He sprang forward, Edward Stafford sprang back, and the passengers sprang between them.
“Hands off, gentlemen, if you please!” said the skipper; “remember I am master o’ this vessel. I wud wish to be civil to everybody, but it is not in the power o’ nature to put up wi’ the impudence o’ a creature like that; and though I’ll no hurt him—smash me! he shall either haud his tongue, or he shall never speak more. Did ye hear such names as I put up wi’?”
“Unhand the ruffian, gentlemen!” cried Mr Stafford, who had retreated amid-ships, and felt his courage revive under the protection of half-a-dozen ladies. “Unhand the mountain of moving mud! I’ll teach such fellows how to interfere with a gentleman! Unhand him, and I’ll send him below with a piece of cold lead through his fin!” And heroically taking from his pocket a handsome silver-mounted ivory case, he placed it with a determined air upon the top of a beef cask, again exclaiming—“Don’t hold him, gentlemen—these will do for him!”
“I tell ye again, sirs,” shouted the skipper, “don’t hold me!
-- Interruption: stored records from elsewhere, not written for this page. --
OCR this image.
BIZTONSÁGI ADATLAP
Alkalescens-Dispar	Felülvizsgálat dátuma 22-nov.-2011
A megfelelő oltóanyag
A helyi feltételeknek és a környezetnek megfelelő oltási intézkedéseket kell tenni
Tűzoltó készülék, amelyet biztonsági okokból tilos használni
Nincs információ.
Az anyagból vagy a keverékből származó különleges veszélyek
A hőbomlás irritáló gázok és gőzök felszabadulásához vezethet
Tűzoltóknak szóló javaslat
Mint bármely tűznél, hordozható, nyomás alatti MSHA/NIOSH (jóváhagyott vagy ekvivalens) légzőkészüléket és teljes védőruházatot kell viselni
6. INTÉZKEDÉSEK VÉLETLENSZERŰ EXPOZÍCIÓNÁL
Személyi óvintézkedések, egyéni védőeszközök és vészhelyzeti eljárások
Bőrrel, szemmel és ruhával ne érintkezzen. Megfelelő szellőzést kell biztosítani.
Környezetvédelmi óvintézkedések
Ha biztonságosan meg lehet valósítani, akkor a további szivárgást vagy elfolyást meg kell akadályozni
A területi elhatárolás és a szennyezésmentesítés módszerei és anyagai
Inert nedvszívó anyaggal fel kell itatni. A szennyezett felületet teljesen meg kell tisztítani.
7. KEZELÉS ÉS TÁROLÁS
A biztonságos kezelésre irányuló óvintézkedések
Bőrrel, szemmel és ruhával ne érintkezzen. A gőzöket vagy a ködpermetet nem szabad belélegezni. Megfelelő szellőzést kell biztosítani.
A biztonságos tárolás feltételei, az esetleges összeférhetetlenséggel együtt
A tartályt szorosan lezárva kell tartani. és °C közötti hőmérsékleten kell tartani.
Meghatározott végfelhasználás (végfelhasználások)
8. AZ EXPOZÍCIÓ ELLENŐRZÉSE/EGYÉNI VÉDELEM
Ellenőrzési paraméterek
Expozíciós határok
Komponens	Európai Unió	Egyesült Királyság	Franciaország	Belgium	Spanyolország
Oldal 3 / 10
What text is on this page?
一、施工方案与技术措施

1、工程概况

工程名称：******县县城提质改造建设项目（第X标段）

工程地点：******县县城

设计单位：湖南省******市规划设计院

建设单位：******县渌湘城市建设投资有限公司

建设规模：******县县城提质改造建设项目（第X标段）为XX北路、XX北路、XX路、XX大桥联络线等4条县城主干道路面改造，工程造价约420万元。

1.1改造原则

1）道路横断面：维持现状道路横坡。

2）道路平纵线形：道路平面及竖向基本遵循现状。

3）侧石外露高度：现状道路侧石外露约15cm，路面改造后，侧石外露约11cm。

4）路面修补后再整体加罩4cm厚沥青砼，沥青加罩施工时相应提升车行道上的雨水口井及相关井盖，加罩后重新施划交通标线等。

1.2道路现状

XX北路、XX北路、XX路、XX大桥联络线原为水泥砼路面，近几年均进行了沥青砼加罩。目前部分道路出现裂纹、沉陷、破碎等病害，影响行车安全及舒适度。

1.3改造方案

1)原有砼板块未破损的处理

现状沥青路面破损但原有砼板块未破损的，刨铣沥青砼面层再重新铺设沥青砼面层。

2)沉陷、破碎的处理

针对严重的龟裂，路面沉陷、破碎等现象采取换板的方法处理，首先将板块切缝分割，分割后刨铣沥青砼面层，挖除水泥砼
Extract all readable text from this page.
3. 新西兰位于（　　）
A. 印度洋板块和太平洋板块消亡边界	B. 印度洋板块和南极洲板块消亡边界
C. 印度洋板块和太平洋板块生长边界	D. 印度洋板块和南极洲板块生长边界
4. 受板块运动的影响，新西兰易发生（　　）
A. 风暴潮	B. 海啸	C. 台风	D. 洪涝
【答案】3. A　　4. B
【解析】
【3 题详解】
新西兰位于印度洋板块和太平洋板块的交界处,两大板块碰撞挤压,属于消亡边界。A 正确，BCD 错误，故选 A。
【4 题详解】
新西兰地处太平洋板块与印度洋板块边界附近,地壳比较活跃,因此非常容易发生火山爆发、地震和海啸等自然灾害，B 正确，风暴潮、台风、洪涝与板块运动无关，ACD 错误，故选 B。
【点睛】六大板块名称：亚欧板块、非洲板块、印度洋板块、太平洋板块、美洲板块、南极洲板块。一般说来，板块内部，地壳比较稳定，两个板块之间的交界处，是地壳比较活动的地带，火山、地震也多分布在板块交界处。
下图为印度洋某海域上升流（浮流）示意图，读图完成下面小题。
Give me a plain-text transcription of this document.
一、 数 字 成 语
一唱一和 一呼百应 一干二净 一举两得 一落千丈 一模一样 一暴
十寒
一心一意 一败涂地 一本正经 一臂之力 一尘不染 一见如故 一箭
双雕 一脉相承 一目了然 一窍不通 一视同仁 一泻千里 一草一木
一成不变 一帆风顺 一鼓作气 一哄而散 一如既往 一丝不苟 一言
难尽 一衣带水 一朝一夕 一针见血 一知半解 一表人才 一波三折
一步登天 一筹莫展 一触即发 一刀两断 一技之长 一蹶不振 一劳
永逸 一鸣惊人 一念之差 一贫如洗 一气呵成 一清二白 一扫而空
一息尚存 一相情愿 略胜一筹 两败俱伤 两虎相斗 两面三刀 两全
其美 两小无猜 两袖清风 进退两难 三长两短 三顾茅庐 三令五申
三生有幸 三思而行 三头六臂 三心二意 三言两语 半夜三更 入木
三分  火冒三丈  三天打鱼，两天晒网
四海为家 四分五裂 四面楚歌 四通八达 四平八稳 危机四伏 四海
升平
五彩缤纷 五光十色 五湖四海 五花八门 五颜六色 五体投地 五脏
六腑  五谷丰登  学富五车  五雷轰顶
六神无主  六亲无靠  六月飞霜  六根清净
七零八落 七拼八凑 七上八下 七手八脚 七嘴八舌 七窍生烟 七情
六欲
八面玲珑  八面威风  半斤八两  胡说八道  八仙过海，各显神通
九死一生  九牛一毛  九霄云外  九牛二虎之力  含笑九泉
Do you think a thing like that shall threaten to shoot me on board o’ my own ship?” And he struggled to approach him.
“See to yourselves, gentlemen!” cried Mr Stafford, laying his hand fiercely upon the pistol-case.
“O sir!—pray sir!—dear sir!—” screamed the ladies, grasping him in their arms.
“Oh, don’t be alarmed,” said the little Honourable; “’pon honour, I shall only wing him—I have had some experience in these matters.”
The skipper made a desperate rush forward—the ladies screamed louder—Mr Stafford seized the pistol-case furiously, crying—“Then die, fellow!——”
His exclamation was cut short—a lady grasped the terrible pistol-case; it opened in the struggle, and the hateful weapons fell upon the deck, though not in the shape of pistols, but the honourable gentleman’s sea-stock of cigars! The gentlemen laughed—the ladies tittered.
“It has ended in smoke, sir,” said a fair punster.